Yap Ing yang mendengar ucapan Phang Cui Lin, menarik nafas panjang,
“Apakah maksud saudari Phang, kalau leluhur Thian Sian Li turut mengawasi ujian ini, aku sedikit lega, tapi kita harus waspada juga akan keberadaan kultivator di belakang anak itu, mungkin bukan hanya ibunya saja yang mengawasi anak itu tapi ada kultivator tingkat tinggi lainnya”, kata Yap Ing.
“Ibu, siapakah yang dimaksud dengan Leluhur Thian Sian Li?” Suara bocah kecil di sebelah Yap Ing bertanya.
“Song er, nanti akan ibu ceritakan pada lain kesempatan, karena ini adalah petualangan ibu sehingga ibu berjodoh dengan ayahmu”, kata Yap Ing sambil mengelus kepala putranya yang bernama An Wu Song pemberian nama dari Yap Kun Tek dan Phang Cui Lin.
Sementara itu Cun Ek tanpa disadari oleh dirinya bahwa banyak pasang mata yang mengawasi melalui persepsi jiwa dari para kultivator tingkat Raja Dewa, dengan konsentrasi penuh, Cun Ek terus mengawasi kedua sahabatnya dan memastikan mereka berdua untuk memasuki gerbang Sekolah Beladiri Samudera Naga.
“Cun Ek, tidak perlu kau pedulikan kedua sahabat perempuan itu, mereka memiliki bakat yang baik, aku yakin mereka akan lolos ujian ini, dan menjadi murid di sekolah beladiri ini”, kata Aliong yang berjalan menghampiri Cun Ek.
“Aliong, bagaimana kau tahu?, yang kau tahu hanya makanan saja”, jawab Cun Ek.
“Perasaanku yang tahu, dan biasanya selalu tepat, lihat mereka berdua sudah masuk gerbang, apakah kau akan menyusulnya?
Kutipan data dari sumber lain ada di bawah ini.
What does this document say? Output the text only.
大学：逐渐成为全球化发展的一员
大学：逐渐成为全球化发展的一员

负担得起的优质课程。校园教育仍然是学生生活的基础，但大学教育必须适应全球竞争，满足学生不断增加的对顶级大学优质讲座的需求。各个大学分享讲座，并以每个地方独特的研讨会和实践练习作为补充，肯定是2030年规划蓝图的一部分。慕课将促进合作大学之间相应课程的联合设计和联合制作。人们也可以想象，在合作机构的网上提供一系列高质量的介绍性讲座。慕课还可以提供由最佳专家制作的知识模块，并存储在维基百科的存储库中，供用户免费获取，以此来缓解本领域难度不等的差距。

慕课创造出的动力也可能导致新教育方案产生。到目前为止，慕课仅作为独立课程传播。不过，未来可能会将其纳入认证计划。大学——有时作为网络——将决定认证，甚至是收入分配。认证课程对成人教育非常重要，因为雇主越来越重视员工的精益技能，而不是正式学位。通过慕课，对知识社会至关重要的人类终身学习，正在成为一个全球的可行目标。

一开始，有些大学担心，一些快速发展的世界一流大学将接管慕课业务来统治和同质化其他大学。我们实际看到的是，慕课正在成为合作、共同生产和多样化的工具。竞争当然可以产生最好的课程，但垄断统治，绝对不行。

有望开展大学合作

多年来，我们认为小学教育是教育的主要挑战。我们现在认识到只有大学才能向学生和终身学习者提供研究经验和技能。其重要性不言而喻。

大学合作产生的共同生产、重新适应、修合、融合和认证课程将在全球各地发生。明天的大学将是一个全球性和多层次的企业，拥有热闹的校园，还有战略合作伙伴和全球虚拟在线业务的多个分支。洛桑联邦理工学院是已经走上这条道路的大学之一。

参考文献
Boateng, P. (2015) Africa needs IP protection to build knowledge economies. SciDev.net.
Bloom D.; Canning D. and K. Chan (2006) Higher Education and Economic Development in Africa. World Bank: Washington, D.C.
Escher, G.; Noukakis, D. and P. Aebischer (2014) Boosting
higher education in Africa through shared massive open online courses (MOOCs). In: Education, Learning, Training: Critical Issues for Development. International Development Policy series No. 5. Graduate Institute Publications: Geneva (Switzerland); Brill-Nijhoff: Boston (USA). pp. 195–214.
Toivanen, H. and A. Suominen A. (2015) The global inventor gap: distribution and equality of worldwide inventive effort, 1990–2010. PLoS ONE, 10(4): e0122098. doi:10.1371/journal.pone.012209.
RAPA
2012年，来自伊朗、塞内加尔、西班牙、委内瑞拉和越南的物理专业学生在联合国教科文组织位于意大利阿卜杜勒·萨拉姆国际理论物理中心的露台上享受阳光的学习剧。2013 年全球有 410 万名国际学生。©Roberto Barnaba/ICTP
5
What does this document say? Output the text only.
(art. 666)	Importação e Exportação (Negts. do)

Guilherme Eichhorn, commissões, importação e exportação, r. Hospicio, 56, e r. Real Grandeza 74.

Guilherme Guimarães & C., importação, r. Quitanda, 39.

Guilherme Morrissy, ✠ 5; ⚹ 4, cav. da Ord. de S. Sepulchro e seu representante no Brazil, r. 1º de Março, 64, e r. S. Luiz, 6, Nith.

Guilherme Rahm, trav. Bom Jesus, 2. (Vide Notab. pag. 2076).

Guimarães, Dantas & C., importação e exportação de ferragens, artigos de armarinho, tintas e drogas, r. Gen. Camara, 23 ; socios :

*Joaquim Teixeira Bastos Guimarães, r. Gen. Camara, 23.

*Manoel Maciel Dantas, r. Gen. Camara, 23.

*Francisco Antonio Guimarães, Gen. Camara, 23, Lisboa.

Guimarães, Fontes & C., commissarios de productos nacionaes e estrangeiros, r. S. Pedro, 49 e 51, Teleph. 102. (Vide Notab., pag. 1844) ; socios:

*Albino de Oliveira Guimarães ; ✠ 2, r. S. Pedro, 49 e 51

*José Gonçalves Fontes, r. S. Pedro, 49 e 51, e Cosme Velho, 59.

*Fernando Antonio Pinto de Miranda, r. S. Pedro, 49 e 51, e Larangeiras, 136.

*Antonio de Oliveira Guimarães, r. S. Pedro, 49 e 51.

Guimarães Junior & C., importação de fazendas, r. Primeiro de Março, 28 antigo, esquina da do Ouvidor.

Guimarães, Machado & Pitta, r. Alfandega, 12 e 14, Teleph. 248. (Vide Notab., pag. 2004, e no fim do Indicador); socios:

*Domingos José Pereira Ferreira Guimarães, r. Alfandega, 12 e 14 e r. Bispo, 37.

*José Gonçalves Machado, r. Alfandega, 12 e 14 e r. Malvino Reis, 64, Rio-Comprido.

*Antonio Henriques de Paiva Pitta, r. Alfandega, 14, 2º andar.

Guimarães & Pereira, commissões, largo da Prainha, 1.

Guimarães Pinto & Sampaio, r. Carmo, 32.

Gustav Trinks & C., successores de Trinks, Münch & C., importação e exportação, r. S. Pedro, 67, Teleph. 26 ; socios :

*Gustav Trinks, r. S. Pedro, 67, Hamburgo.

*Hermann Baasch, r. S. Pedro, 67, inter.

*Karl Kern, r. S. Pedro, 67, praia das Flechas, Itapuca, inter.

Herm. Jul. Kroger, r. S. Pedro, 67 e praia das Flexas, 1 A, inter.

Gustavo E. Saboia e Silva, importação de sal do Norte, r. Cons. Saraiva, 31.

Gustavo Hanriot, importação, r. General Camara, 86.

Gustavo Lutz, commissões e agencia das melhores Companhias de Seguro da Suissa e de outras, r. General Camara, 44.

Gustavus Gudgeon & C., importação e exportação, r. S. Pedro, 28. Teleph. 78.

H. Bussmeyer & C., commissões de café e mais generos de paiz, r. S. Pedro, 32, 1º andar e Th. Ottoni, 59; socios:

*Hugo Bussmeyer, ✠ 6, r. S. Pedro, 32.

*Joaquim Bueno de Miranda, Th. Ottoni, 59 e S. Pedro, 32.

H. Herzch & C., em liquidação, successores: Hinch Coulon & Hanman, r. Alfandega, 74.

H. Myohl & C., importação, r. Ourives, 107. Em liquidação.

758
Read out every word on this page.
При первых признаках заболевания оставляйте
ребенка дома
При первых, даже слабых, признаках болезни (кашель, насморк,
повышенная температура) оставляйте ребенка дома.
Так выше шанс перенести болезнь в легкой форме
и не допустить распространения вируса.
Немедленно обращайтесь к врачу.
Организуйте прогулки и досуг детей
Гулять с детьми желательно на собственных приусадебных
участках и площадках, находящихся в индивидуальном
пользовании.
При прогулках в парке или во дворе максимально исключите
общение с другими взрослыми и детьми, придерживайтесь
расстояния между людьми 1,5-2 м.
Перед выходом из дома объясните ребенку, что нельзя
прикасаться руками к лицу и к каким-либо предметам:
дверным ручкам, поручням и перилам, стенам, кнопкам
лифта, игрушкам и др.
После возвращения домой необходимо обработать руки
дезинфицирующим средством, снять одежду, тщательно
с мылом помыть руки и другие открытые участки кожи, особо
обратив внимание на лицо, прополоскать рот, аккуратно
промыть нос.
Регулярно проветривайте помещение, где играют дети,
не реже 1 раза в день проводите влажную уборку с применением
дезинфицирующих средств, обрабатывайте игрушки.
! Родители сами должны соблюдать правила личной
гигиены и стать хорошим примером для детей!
Aku akan pulang ke tempat nenek Sian”, kata Aliong.
“Aku akan mendampingi mereka berdua dan memastikan bahwa keduanya akan lulus sampai ujian ini berakhir, kalau kau akan pulang, salam pada nenek Sian, mungkin aku akan kembali setelah semuanya selesai” kata Cun Ek.
“Baiklah kalau begitu, aku pergi”, kata Aliong pada Cun Ek, yang dibalas oleh Cun Ek dengan anggukan kepalanya.